Bas keek. Was dat nou alles? Gorig water, dat kalmpjes voort-stroomde tussen de vlakke oevers. Gingen de toeristen daar nou bij duizenden naar kijken? Nou, ze konden zijn portie cadeau krijgen. Dan ging hij wel ergens naar de Rijn bij Arnhem, dat kwam zo ongeveer op hetzelfde neer. „Een raderboot, " wees Paula. Bas' blik ging naar het grote, witte schip waarvan de raderen aan weerskanten ranselend door het water maalden. Passagiers ervan zwaaiden naar de trein. Paula wuifde terug, al zou waarschijnlijk niemand het zien. Het was druk op de rivier. Tientallen schepen voeren af en aan. Aken, lichters, sleepboten, tankers en plezierbootjes tornden tegen de stroom op of lieten zich afzakken. Bas begon er op te letten of er zich Nederlanders tussen bevonden. Dat bleken er heel wat te zijn.
Het werd warm in de coupé. De zon scheen er recht naar binnen.
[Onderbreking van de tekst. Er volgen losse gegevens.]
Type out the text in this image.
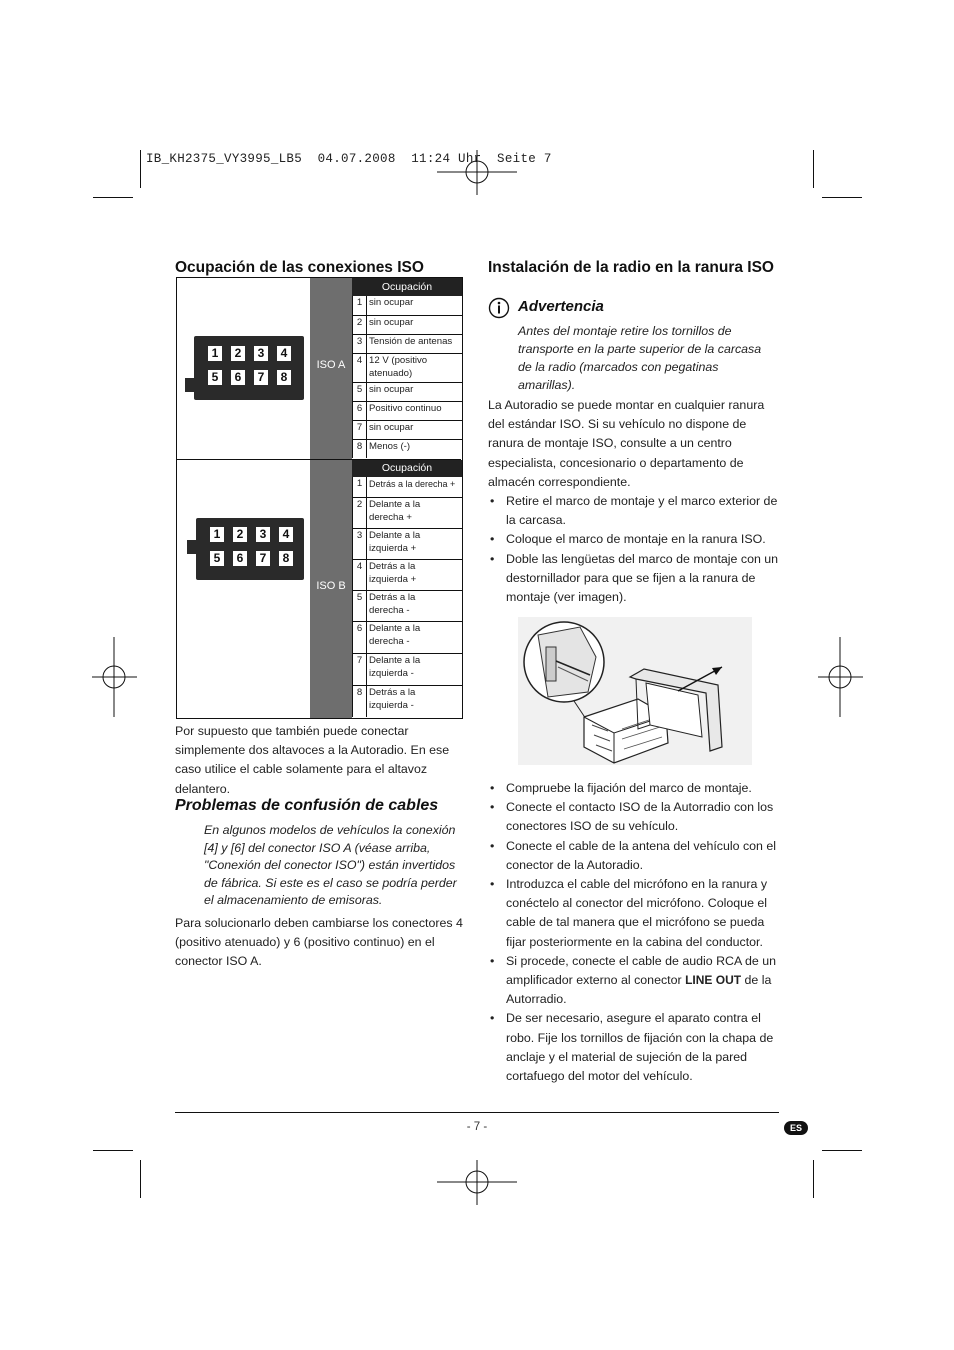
IB_KH2375_VY3995_LB5  04.07.2008  11:24 Uhr  Seite 7
Ocupación de las conexiones ISO
1	2	3	4
5	6	7	8
ISO A
Ocupación
1 sin ocupar
2 sin ocupar
3 Tensión de antenas
4 12 V (positivo atenuado)
5 sin ocupar
6 Positivo continuo
7 sin ocupar
8 Menos (-)
1	2	3	4
5	6	7	8
ISO B
Ocupación
1 Detrás a la derecha +
2 Delante a la derecha +
3 Delante a la izquierda +
4 Detrás a la izquierda +
5 Detrás a la derecha -
6 Delante a la derecha -
7 Delante a la izquierda -
8 Detrás a la izquierda -

Por supuesto que también puede conectar simplemente dos altavoces a la Autoradio. En ese caso utilice el cable solamente para el altavoz delantero.

Problemas de confusión de cables

En algunos modelos de vehículos la conexión [4] y [6] del conector ISO A (véase arriba, "Conexión del conector ISO") están invertidos de fábrica. Si este es el caso se podría perder el almacenamiento de emisoras.

Para solucionarlo deben cambiarse los conectores 4 (positivo atenuado) y 6 (positivo continuo) en el conector ISO A.

Instalación de la radio en la ranura ISO
Advertencia

Antes del montaje retire los tornillos de transporte en la parte superior de la carcasa de la radio (marcados con pegatinas amarillas).

La Autoradio se puede montar en cualquier ranura del estándar ISO. Si su vehículo no dispone de ranura de montaje ISO, consulte a un centro especialista, concesionario o departamento de almacén correspondiente.

• Retire el marco de montaje y el marco exterior de la carcasa.
• Coloque el marco de montaje en la ranura ISO.
• Doble las lengüetas del marco de montaje con un destornillador para que se fijen a la ranura de montaje (ver imagen).
• Compruebe la fijación del marco de montaje.
• Conecte el contacto ISO de la Autorradio con los conectores ISO de su vehículo.
• Conecte el cable de la antena del vehículo con el conector de la Autoradio.
• Introduzca el cable del micrófono en la ranura y conéctelo al conector del micrófono. Coloque el cable de tal manera que el micrófono se pueda fijar posteriormente en la cabina del conductor.
• Si procede, conecte el cable de audio RCA de un amplificador externo al conector LINE OUT de la Autorradio.
• De ser necesario, asegure el aparato contra el robo. Fije los tornillos de fijación con la chapa de anclaje y el material de sujeción de la pared cortafuego del motor del vehículo.
- 7 -	ES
Ze hadden geprobeerd een raam te openen, maar dan woei de gore rook van de locomotief naar binnen. Het gordijn voor het venster konden ze niet gesloten krijgen en zo zaten ze daar zachtjes te sudderen, zoals Rob het uitdrukte. Mevrouw Banning had de verstandigste partij gekozen. Ze was soezerig geworden van de warmte en had zich in slaap laten wiegen door het eentonige gedender van de trein. Mijnheer Banning vergeleek in zijn reisgids, welke plaatsen ze passeerden.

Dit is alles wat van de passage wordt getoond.